I recently got word that at least one for-profit company (who shall remain nameless right now) is/was using the MusicBrainz web service in their paid commercial offering. Personally, I don’t think its OK for a for-profit company to be consuming the resources of a non-profit — we make all of our data and software available for companies to download and use for free (as in speech and beer). If someone wants to use our data for their product, they should do it with their own resources.
For the first set version of the Terms of Service, I would like to keep things simple and not add too many rules. Given that I would like to solicit feedback about adopting the following Terms of Service for the web service:
- The data returned by the web service is covered under the Creative Commons Attribution-NonCommercial 2.5 License.
- Applications that make their source code available under an OSI approved open source license are considered non-commercial.
- Applications that charge a registration or shareware fee and that donate at least 10% of their fees to the MetaBrainz Foundation are considered non-commercial. (e.g. Jaikoz and Magic-Tagger)
I’d like to get some feedback on this, so please leave a comment:
- Does this make sense philosophically?
- Do you spot any problems with this setup?
- What else should we consider?
Technorati Tags: musicbrainz, web service
6 thoughts on “MusicBrainz web service: Time to adopt a Tos?”
You might want to consider a specific licensing fee (not just as a threshold percentage of registration) for commercial applications that use the web service (as I understand it, currently the only commercial licenses are for the replication database feed). Not every commercial entity will have the resources (or technical ability) to set up an MB database using the freely available replication feed, and not all commercial entities are going to be applications that charge registration or shareware fees as described – they might (hypothetically?) be web services of their own that are based on the MB web service rather than the replication feed, and charge some sort of subscription fee.
The 10% rule works for standalone apps, but would have problems with bundling where the application provides additional services as well (maybe a service that uses MB lookups cross-correlated with AMG reviews or maybe links to a pay-to-download or mail-order site where you can get other songs by related artists).
On that last subject, you should probably add specific terms relating to the Amazon.com link referral fees so that those are not siphoned away from MusicBrainz with URL games. Some of that may be implied by the Amazon ToS given our use of the icons, but it’s best to be explicit.
Sounds like a good low-impact start.
The one thing I would suggest is a requirement that a UserAgent field be set by calling applications so that usage can be monitored. It’s by no means a fool-proof method, but it’s a lightweight change, and at least gives you a fighting chance of a) understanding the impact on the server by different software, and b) blocking out bad neighbours if there’s a problem.
I’m not sure that saying “Applications that charge a registration or shareware fee and that donate at least 10% of their fees to the MetaBrainz Foundation are considered non-commercial” makes any sense. I think it should be “This data is available to all under a CC Non commercial basis. It is also available to applications that donate 10% to Metabrainz can use the data under xxx license. Click here for full terms.” You might want to instead just say the 10% is typical, but you have to apply per app.

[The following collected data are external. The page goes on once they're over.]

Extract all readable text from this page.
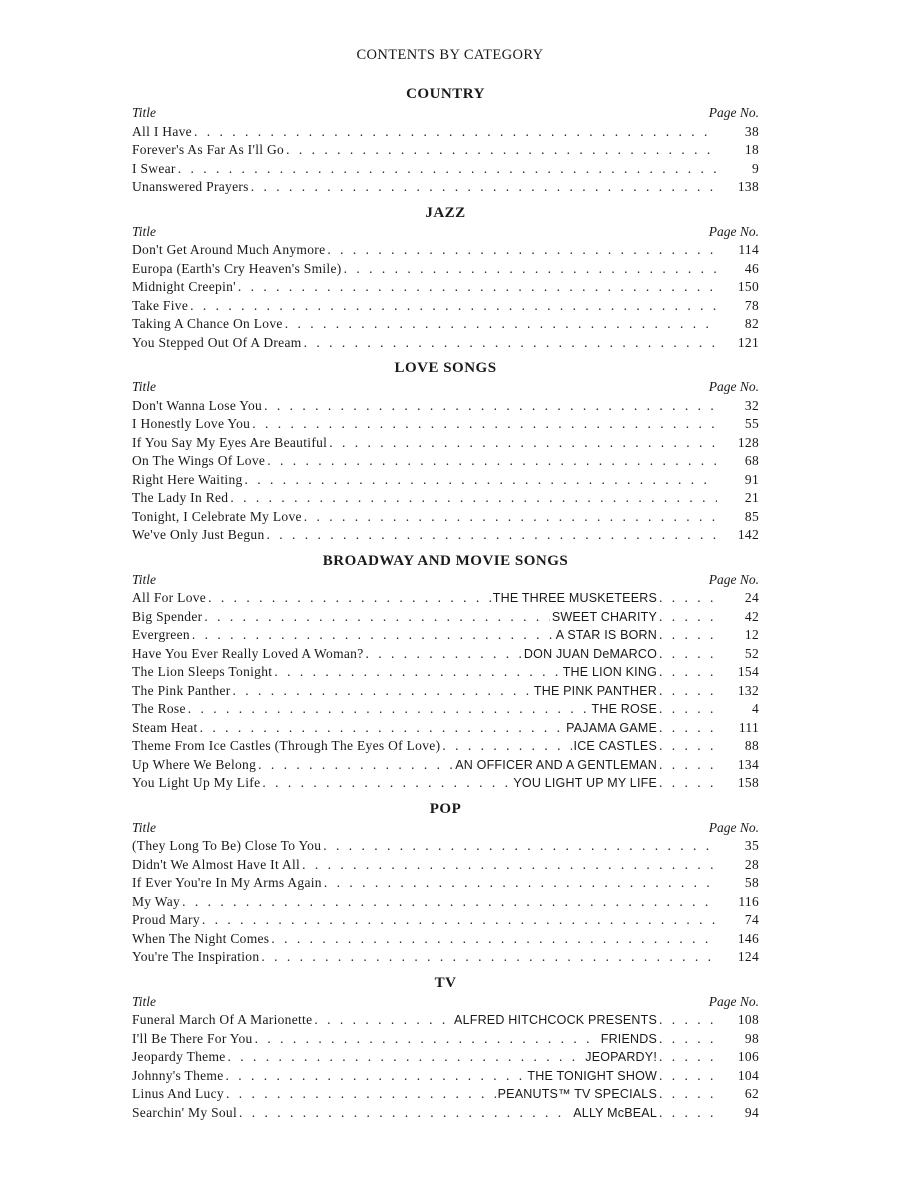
CONTENTS BY CATEGORY
COUNTRY
Title	Page No.
All I Have . . .	38
Forever's As Far As I'll Go . . .	18
I Swear . . .	9
Unanswered Prayers . . .	138
JAZZ
Title	Page No.
Don't Get Around Much Anymore . . .	114
Europa (Earth's Cry Heaven's Smile) . . .	46
Midnight Creepin' . . .	150
Take Five . . .	78
Taking A Chance On Love . . .	82
You Stepped Out Of A Dream . . .	121
LOVE SONGS
Title	Page No.
Don't Wanna Lose You . . .	32
I Honestly Love You . . .	55
If You Say My Eyes Are Beautiful . . .	128
On The Wings Of Love . . .	68
Right Here Waiting . . .	91
The Lady In Red . . .	21
Tonight, I Celebrate My Love . . .	85
We've Only Just Begun . . .	142
BROADWAY AND MOVIE SONGS
Title	Page No.
All For Love . . .	THE THREE MUSKETEERS . . .	24
Big Spender . . .	SWEET CHARITY . . .	42
Evergreen . . .	A STAR IS BORN . . .	12
Have You Ever Really Loved A Woman? . . .	DON JUAN DeMARCO . . .	52
The Lion Sleeps Tonight . . .	THE LION KING . . .	154
The Pink Panther . . .	THE PINK PANTHER . . .	132
The Rose . . .	THE ROSE . . .	4
Steam Heat . . .	PAJAMA GAME . . .	111
Theme From Ice Castles (Through The Eyes Of Love) . . .	ICE CASTLES . . .	88
Up Where We Belong . . .	AN OFFICER AND A GENTLEMAN . . .	134
You Light Up My Life . . .	YOU LIGHT UP MY LIFE . . .	158
POP
Title	Page No.
(They Long To Be) Close To You . . .	35
Didn't We Almost Have It All . . .	28
If Ever You're In My Arms Again . . .	58
My Way . . .	116
Proud Mary . . .	74
When The Night Comes . . .	146
You're The Inspiration . . .	124
TV
Title	Page No.
Funeral March Of A Marionette . . .	ALFRED HITCHCOCK PRESENTS . . .	108
I'll Be There For You . . .	FRIENDS . . .	98
Jeopardy Theme . . .	JEOPARDY! . . .	106
Johnny's Theme . . .	THE TONIGHT SHOW . . .	104
Linus And Lucy . . .	PEANUTS™ TV SPECIALS . . .	62
Searchin' My Soul . . .	ALLY McBEAL . . .	94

Also, you miss the case of a non-osi “free as in beer” product. Do they have to give 10% of nothing to qualify?
I don’t see how putting a particular license on the *data* solves the problem. Terms of *service* are something entirely different.
I would prefer that the data be available to anyone for any purpose, much like all DFSG-free software is. Software being free or not has nothing to do with it being commercial or not!
If you want to block other hosts from abusing the web services, or charge a fee to heavy users so you can add the required capacity, just do so. I don’t see what this has to do with the database, or whether these third parties are making money.
I can’t tell you what to do with the rest of it (the database), but were I to have any sort of say about my contributions I would prefer a freer license than CC.
Seconding that – terms of service yes, relicensing the data in a restrictive manner no.